Just looking for suggestions on a wall colour that would match the new bedspread I just purchased? (I find the wall colour in the picture is nice, but not quite what I am looking for)
Not sure what would look best though, but I know I want something warm, homey and gender neutral!
Any ideas would be appreciated


----------



## joecaption (Nov 30, 2011)

Good luck, what may look good to you may not look good to someone else.
Try going on some of the major paint companys web site. A few have a feature where you can take a picture of anything you want and change the colors on screen.
PS I love the look of what you have now, but ha what do I know I'm just a guy.
Any guy I know could care less as long as your happy.


----------



## CreatvlySouthrn (Jan 23, 2013)

*Color Palette*

The gray and black is really more of a cool color so it may be difficult to create a warm color palette. However, you could try using something like this:

http://media-cache-lt0.pinterest.com/upload/119134352614526351_3xbby16K_c.jpg

or you could go with orange and gray like is seen here:










To warm up the black and gray, you will need to add a warmer and brighter color like gold or yellow tones.

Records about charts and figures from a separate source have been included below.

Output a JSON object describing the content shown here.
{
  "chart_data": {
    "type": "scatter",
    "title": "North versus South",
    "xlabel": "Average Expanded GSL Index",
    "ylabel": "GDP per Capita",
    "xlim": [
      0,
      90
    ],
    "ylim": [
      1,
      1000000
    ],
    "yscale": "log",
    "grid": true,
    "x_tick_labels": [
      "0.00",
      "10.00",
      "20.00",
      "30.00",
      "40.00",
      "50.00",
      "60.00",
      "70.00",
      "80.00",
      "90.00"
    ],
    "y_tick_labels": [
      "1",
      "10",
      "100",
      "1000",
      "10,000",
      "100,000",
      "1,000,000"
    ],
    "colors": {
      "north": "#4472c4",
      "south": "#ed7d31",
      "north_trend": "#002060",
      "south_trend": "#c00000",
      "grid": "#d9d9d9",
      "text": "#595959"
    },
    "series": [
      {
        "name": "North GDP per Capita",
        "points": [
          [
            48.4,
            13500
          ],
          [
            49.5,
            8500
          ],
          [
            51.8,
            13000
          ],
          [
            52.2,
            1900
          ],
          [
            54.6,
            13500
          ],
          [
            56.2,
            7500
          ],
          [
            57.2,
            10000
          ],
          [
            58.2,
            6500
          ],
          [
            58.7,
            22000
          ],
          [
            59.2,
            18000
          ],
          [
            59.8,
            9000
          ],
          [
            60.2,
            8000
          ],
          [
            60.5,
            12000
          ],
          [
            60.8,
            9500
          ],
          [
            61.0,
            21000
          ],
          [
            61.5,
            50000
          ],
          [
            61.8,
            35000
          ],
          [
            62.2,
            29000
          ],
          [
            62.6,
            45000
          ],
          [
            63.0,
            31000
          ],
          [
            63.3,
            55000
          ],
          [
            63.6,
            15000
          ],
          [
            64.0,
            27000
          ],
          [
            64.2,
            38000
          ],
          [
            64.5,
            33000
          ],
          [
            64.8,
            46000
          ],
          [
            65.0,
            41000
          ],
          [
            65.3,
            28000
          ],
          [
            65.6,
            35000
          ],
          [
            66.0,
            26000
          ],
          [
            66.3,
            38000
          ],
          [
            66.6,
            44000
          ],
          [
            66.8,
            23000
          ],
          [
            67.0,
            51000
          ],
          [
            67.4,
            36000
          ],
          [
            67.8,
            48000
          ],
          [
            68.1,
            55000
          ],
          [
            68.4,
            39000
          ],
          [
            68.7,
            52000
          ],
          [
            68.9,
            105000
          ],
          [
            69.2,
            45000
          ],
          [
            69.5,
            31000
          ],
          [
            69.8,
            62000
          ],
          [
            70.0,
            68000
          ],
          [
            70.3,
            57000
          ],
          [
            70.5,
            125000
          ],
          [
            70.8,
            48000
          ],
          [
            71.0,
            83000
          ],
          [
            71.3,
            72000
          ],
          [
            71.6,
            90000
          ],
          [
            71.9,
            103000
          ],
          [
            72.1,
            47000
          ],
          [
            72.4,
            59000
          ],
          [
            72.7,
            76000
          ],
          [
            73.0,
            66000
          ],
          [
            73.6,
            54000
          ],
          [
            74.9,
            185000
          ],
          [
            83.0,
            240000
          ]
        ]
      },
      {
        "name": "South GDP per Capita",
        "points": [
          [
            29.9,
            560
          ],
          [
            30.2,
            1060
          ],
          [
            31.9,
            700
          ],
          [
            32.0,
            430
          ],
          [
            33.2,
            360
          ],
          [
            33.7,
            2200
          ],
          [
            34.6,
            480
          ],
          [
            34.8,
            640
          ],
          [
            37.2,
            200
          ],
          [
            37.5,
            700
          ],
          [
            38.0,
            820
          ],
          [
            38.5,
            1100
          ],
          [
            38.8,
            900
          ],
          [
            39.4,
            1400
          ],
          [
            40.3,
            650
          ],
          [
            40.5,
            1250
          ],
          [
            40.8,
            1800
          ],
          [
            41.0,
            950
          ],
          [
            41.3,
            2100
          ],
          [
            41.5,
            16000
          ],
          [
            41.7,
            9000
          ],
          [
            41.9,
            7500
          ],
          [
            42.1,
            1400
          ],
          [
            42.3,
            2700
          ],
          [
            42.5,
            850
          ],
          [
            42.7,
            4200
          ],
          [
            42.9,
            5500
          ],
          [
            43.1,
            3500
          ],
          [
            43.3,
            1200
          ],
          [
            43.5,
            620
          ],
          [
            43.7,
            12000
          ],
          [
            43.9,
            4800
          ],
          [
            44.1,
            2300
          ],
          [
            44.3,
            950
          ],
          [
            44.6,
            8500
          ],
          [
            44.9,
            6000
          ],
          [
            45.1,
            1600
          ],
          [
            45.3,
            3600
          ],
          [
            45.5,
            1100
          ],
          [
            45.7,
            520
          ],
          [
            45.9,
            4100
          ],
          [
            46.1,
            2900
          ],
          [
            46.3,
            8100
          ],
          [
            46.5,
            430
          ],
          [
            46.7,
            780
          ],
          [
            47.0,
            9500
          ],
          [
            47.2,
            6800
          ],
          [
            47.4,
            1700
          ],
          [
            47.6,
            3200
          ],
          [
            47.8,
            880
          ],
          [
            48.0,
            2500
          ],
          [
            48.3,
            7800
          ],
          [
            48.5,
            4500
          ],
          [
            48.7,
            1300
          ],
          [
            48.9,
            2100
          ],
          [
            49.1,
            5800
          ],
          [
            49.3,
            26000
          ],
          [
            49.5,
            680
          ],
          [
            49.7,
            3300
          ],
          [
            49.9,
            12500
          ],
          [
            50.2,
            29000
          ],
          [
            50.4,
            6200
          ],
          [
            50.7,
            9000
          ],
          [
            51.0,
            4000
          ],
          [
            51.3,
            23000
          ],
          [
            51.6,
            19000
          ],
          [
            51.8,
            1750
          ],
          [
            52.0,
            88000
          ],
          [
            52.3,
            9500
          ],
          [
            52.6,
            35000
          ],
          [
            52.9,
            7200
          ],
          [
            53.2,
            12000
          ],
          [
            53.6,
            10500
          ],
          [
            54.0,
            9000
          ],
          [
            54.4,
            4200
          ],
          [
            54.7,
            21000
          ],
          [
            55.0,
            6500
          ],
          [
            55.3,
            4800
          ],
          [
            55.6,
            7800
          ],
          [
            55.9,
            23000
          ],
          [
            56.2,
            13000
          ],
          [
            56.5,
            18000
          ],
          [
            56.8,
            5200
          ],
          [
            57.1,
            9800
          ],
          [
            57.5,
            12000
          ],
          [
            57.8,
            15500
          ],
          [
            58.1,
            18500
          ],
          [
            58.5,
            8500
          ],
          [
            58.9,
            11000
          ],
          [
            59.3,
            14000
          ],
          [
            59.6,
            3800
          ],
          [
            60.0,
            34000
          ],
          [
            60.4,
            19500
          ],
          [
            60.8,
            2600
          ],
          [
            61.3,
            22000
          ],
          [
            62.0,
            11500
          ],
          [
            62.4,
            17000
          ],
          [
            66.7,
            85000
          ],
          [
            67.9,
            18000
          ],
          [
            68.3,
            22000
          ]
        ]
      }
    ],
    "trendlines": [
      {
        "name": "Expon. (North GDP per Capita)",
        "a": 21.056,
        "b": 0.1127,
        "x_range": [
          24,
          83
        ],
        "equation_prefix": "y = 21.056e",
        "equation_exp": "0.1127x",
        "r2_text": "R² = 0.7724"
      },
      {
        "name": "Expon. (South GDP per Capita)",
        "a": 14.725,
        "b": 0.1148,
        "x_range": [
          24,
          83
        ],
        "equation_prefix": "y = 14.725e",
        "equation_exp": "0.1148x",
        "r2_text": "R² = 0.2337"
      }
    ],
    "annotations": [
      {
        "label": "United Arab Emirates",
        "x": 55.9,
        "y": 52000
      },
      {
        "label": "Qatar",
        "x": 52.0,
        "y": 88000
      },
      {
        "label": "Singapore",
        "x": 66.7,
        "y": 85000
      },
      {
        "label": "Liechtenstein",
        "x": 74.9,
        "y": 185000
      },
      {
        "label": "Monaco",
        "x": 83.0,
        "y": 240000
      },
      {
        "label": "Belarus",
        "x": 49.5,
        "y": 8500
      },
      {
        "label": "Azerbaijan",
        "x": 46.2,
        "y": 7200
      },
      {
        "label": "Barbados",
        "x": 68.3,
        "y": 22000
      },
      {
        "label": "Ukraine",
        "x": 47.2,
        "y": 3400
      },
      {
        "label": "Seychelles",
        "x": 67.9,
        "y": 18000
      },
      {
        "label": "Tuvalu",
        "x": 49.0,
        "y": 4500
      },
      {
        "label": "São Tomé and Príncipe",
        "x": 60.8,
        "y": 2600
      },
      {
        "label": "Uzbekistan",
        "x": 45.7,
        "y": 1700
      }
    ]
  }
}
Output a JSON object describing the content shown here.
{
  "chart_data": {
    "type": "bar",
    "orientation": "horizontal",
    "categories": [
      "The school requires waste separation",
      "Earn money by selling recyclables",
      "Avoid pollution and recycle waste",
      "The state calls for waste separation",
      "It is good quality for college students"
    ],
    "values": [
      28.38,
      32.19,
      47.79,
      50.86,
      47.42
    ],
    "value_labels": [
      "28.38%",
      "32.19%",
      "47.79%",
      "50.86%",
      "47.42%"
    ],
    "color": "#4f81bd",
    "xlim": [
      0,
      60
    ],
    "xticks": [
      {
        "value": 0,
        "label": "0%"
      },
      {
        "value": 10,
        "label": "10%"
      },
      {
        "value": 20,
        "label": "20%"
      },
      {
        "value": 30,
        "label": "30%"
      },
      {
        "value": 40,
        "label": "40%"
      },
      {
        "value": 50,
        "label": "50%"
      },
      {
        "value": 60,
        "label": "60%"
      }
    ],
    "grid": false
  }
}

You could also use purple or red, but the purple wouldn't be very gender neutral.


----------



## AppealingSpaces (Feb 2, 2013)

The bedspread in the picture looks more gray, black and white? If there is more gray than white, I would do a warm cream color that is slightly taupe. It will warm up the walls and contrast with the black. If its more white, I would go with a dark gray that is more blue tones. You don't want it to be too red or green in the grays.


----------